Thanks to a general slowdown in international traffic, drugs dealers are suffering a shortage of product, according to a report by the United Nations Office on Drugs and Crime (UNODC).
Thanks to the closure of many borders, and the fall in international shipping trade and airline traffic, drugs dealers are finding it difficult to smuggle their wares from producer to consumer, resulting in a shortage of product at the retail level.
The disruption of air traffic is particularly hard for the dealers, the UN says, leading to an increase in maritime routes, as the major dealers change their strategies to overcome the problems linked to the pandemic.
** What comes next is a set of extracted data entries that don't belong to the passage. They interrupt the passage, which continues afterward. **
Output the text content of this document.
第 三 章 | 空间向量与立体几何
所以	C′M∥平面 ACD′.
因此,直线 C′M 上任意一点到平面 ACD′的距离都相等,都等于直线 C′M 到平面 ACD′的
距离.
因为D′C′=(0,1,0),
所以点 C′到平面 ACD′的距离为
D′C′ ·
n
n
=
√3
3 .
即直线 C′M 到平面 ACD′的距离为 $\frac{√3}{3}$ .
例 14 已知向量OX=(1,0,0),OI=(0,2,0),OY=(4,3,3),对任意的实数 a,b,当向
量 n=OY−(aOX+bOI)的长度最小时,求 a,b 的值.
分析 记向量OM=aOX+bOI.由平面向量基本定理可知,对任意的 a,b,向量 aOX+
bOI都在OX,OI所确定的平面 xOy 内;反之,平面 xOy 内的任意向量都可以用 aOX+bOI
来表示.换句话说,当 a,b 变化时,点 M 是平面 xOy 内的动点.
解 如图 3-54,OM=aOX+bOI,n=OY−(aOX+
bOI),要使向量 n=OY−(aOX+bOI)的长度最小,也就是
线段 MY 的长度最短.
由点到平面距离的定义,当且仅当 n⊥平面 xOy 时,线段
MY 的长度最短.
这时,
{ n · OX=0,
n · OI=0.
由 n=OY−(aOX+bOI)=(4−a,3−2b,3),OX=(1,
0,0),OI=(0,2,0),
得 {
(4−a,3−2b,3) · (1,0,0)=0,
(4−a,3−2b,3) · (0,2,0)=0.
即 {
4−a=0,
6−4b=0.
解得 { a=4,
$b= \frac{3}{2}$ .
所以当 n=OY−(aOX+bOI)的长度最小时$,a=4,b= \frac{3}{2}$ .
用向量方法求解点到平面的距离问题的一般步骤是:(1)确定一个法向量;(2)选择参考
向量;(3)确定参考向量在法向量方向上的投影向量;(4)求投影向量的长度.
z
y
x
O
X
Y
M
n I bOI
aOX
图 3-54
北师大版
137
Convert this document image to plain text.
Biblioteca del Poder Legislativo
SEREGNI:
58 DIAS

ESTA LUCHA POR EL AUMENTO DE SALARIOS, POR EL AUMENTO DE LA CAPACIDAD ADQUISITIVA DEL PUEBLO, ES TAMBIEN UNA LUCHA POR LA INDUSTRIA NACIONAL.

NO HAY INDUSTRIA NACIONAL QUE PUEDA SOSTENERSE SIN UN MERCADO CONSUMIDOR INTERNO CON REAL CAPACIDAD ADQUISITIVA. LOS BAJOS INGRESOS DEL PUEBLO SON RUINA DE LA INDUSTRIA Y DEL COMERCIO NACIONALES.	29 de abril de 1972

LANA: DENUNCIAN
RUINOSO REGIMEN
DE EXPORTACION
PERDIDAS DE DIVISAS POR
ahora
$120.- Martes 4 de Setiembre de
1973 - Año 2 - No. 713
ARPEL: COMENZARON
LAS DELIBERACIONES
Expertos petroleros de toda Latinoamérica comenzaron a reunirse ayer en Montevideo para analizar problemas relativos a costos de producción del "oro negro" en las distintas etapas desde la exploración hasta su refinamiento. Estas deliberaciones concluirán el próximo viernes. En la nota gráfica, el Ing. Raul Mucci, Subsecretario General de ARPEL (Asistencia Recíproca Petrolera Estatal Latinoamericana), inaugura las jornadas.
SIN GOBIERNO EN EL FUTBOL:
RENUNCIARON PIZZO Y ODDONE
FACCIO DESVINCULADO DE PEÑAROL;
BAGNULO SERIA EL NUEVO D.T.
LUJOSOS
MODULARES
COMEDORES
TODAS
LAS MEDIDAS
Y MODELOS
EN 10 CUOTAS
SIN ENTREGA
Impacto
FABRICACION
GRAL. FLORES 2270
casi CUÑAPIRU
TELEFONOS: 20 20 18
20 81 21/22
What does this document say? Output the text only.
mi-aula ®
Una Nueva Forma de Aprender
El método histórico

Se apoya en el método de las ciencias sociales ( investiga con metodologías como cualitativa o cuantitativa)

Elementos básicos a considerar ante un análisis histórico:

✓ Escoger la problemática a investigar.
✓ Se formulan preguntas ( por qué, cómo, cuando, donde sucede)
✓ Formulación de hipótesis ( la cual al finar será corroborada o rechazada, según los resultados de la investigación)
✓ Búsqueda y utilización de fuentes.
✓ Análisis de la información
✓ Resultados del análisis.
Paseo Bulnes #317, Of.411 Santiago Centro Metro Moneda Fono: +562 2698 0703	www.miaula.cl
The news of a worldwide shortage of illegal drugs seems to be contradicted by the news only last month of three massive shipments of cocaine, totalling 1.6 tonnes, intercepted at Antwerp. Analysts now believe those shipments were the result of a shrewd move by drugs dealers who foresaw the coming problems and decided to move a huge amount of drugs from South America to Europe while it was still possible.
The trade in heroin is also affected, the UN says, with shortages reported in Europe, North America and Western Asia. That leads to the danger of users switching to unfamiliar substitution products, and the risk of overdose.
Now is the harvest season for the opium poppy in Afghanistan, from which heroin is made. Afghanistan has closed its border with Iran and Pakistan, and strictly limits internal travel. That is bound to have repercussions for the drugs trade in the months to come: 90% of the poppies grown for illegal use are cultivated in Afghanistan.